English edit

Noun edit

bringer-out (plural bringers-out)

  1. agent noun of bring out
    • 1896 March 26, The Chicago Daily Tribune, volume LV, number 86, Chicago, Ill., page 12:
      Connor & Co. are famous among shoe-wise people for the downright excellence of their productions. They are among the foremost bringers-out of new styles.
    • 1920 March 4, “If Publishers Were Automobile Salesmen”, in Life, volume 75, number 1948, New York, N.Y.: Life Publishing Company, page 399, column 1:
      IF the bringers-out of novels would take a leaf from the motor-car advertisement writers, their blurbs about new books would be far more up to date.

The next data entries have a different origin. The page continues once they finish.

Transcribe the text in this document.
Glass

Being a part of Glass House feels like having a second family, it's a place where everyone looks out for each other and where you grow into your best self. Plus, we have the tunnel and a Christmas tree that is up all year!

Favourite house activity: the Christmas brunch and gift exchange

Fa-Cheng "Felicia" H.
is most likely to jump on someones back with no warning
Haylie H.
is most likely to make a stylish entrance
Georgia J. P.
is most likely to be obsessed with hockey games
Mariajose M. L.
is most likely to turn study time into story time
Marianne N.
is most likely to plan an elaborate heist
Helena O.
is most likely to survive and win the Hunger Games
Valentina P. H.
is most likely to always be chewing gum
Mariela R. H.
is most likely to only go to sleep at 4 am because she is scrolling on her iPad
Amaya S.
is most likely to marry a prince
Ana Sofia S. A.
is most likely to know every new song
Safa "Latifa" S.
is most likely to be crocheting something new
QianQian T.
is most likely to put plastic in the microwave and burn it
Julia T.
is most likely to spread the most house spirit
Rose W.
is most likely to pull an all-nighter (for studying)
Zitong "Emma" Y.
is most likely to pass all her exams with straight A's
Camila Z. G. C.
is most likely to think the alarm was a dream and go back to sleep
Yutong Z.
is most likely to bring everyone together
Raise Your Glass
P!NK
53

    • 1969, Georgina Horley, Good Food on a Budget, London: The Cookery Book Club, published 1970, page 466:
      They contain tiny amounts of unrecognizable stewed-to-a-rag meat in a sea of pasta and cornfloury gravy, heavily charged with onion essence and monosodium glutamate, that bringer-out of flavour that figures in so many convenience foods.

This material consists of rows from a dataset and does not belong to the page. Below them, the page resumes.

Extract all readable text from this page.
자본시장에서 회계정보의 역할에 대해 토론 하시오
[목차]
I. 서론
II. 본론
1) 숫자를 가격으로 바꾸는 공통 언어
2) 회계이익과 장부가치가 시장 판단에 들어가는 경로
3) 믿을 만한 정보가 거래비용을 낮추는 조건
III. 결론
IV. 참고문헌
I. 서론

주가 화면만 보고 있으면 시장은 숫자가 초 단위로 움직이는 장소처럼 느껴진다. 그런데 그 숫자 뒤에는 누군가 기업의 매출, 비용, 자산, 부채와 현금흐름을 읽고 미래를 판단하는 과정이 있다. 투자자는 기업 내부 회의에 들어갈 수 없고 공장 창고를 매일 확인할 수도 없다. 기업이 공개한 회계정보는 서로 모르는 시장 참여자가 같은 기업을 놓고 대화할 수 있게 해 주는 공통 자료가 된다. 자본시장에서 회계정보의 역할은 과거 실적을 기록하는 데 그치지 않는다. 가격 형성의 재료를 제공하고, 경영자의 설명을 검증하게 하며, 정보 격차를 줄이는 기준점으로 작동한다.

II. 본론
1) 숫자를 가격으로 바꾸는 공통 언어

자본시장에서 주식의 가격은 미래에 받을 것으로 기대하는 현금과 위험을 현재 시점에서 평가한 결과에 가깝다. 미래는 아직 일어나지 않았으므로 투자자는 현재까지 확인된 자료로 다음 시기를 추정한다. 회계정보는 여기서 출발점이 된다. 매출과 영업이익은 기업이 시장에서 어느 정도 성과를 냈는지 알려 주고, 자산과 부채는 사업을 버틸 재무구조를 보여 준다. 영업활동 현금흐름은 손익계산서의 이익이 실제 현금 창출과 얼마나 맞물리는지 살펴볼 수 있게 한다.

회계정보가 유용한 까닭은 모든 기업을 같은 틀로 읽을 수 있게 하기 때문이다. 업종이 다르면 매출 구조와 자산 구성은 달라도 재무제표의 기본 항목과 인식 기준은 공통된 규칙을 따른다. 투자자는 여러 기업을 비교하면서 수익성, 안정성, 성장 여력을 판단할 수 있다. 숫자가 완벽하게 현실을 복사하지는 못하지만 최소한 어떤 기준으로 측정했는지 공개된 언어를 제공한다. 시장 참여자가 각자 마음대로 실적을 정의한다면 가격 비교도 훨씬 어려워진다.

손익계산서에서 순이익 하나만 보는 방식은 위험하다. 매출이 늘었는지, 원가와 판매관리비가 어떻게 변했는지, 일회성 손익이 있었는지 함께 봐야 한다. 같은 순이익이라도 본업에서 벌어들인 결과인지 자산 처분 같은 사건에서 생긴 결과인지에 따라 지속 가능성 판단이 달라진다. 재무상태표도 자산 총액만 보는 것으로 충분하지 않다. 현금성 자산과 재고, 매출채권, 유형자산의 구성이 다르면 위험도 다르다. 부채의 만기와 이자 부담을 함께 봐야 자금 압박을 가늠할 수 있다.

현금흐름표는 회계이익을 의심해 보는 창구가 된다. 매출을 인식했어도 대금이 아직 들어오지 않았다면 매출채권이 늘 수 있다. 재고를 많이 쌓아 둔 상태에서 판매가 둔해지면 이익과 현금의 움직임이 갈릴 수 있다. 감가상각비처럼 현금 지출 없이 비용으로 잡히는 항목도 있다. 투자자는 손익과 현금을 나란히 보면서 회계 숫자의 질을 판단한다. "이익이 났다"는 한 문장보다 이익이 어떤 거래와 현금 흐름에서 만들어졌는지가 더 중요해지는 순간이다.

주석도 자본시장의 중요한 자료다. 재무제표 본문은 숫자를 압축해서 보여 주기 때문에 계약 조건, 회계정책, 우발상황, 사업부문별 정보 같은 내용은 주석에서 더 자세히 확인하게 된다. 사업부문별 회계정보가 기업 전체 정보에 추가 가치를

    • 2015, John Fairley, Horses of the Great War: The Story in Art, Barnsley, South Yorkshire: Pen & Sword Military, →ISBN, page 19:
      Cavalrymen became the clean-up brigade after German trenches had been taken, the bringers-out of the dead and the wounded, the makers of roads through the mud and the slime, the carriers of ammunition and supplies and the guardians of the communication cables.